Find the angle between tangent of the curve $y=(x+1)(x-3)$ at the point where it cuts the axis of $x$.

• A. ${\tan }^{-1}\left(\frac{8}{15}\right)$
• B. ${\tan }^{-1}\left(\frac{15}{8}\right)$
• C. ${\tan }^{-1}4$
• D. $Noneofthese$

Answer 1

The correct option is A ${\tan }^{-1}\left(\frac{8}{15}\right)$

The curve $y=(x+1)(x-3)=x^2-2x-3$.........(1) cuts the axis of $x$ at $(-1,0)$ and $\left(3.0\right)$. These points are obtained by putting $y=0$ in the equation (1).

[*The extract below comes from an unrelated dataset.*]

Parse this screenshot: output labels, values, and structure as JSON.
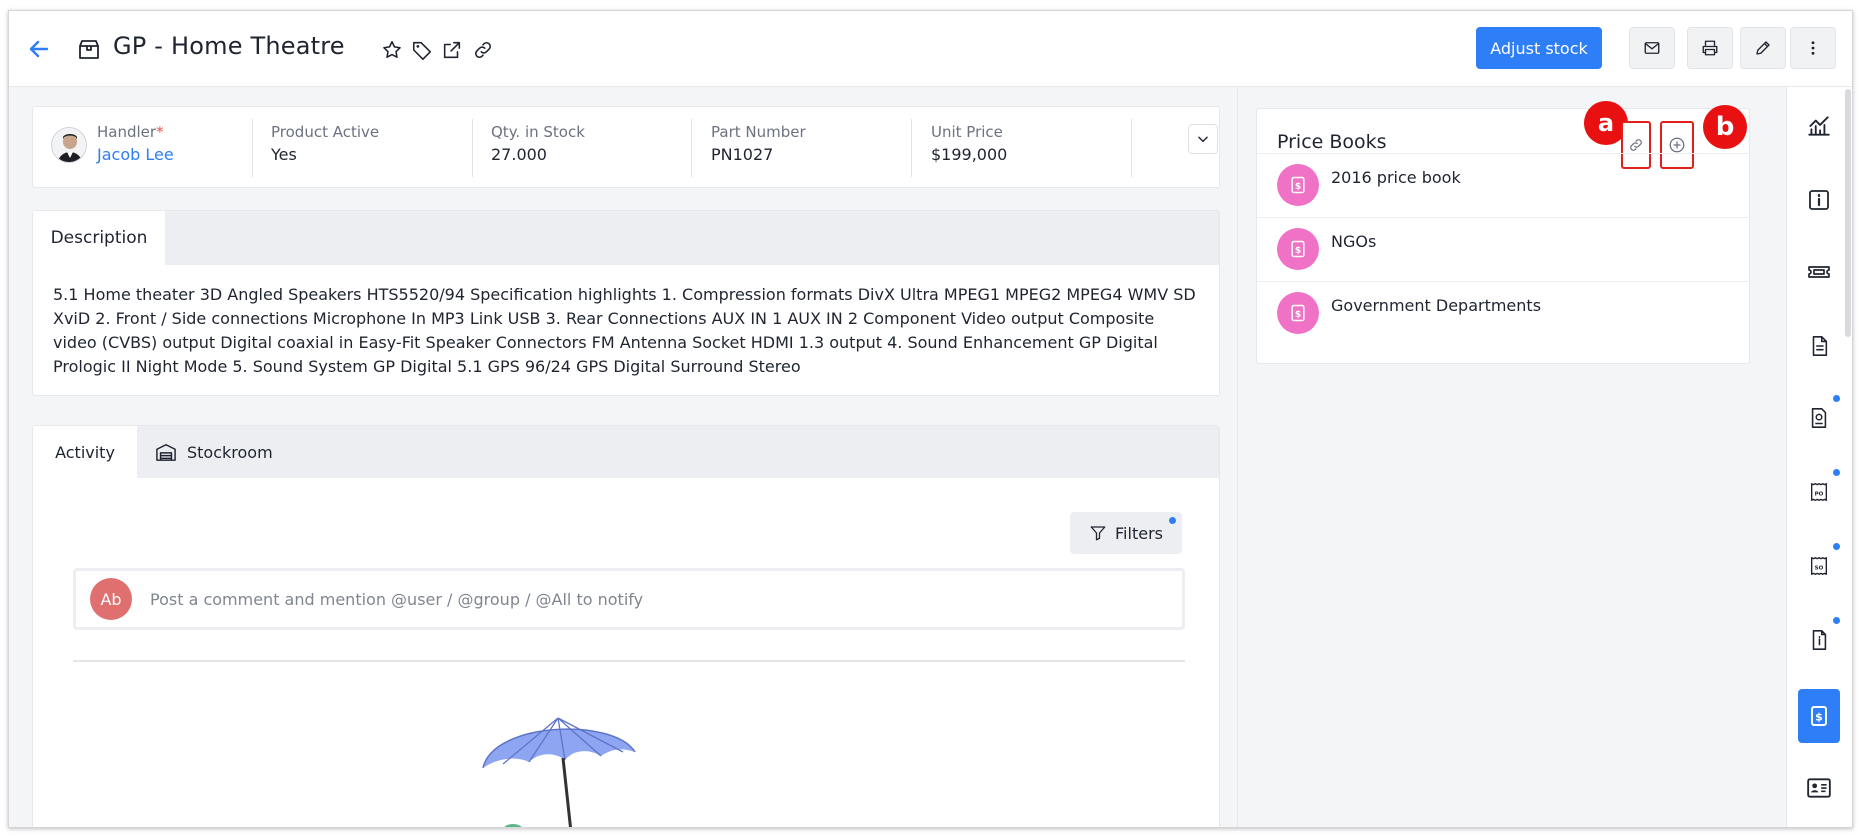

Now the slope of the tangent to the curve (1) at $(-1,0)$ be $\left(m_1\right)={\frac{dy}{dx}|}_{(-1,0)}=[2x-2{]}_{(-1,0)}=-4$.

Again the slope of the tangent to the curve (1) at $(-1,0)$ be $\left(m_2\right)={\frac{dy}{dx}|}_{(3,0)}=[2x-2{]}_{(3,0)}=4$.

Now the angle between the tangents to (1) at those points be

${\tan }^{-1}\left(\frac{m_1-m_2}{1+m_1.m_2}\right)$

$={\tan }^{-1}\left(\frac{8}{15}\right)$.

So the required angle be ${\tan }^{-1}\left(\frac{8}{15}\right)$.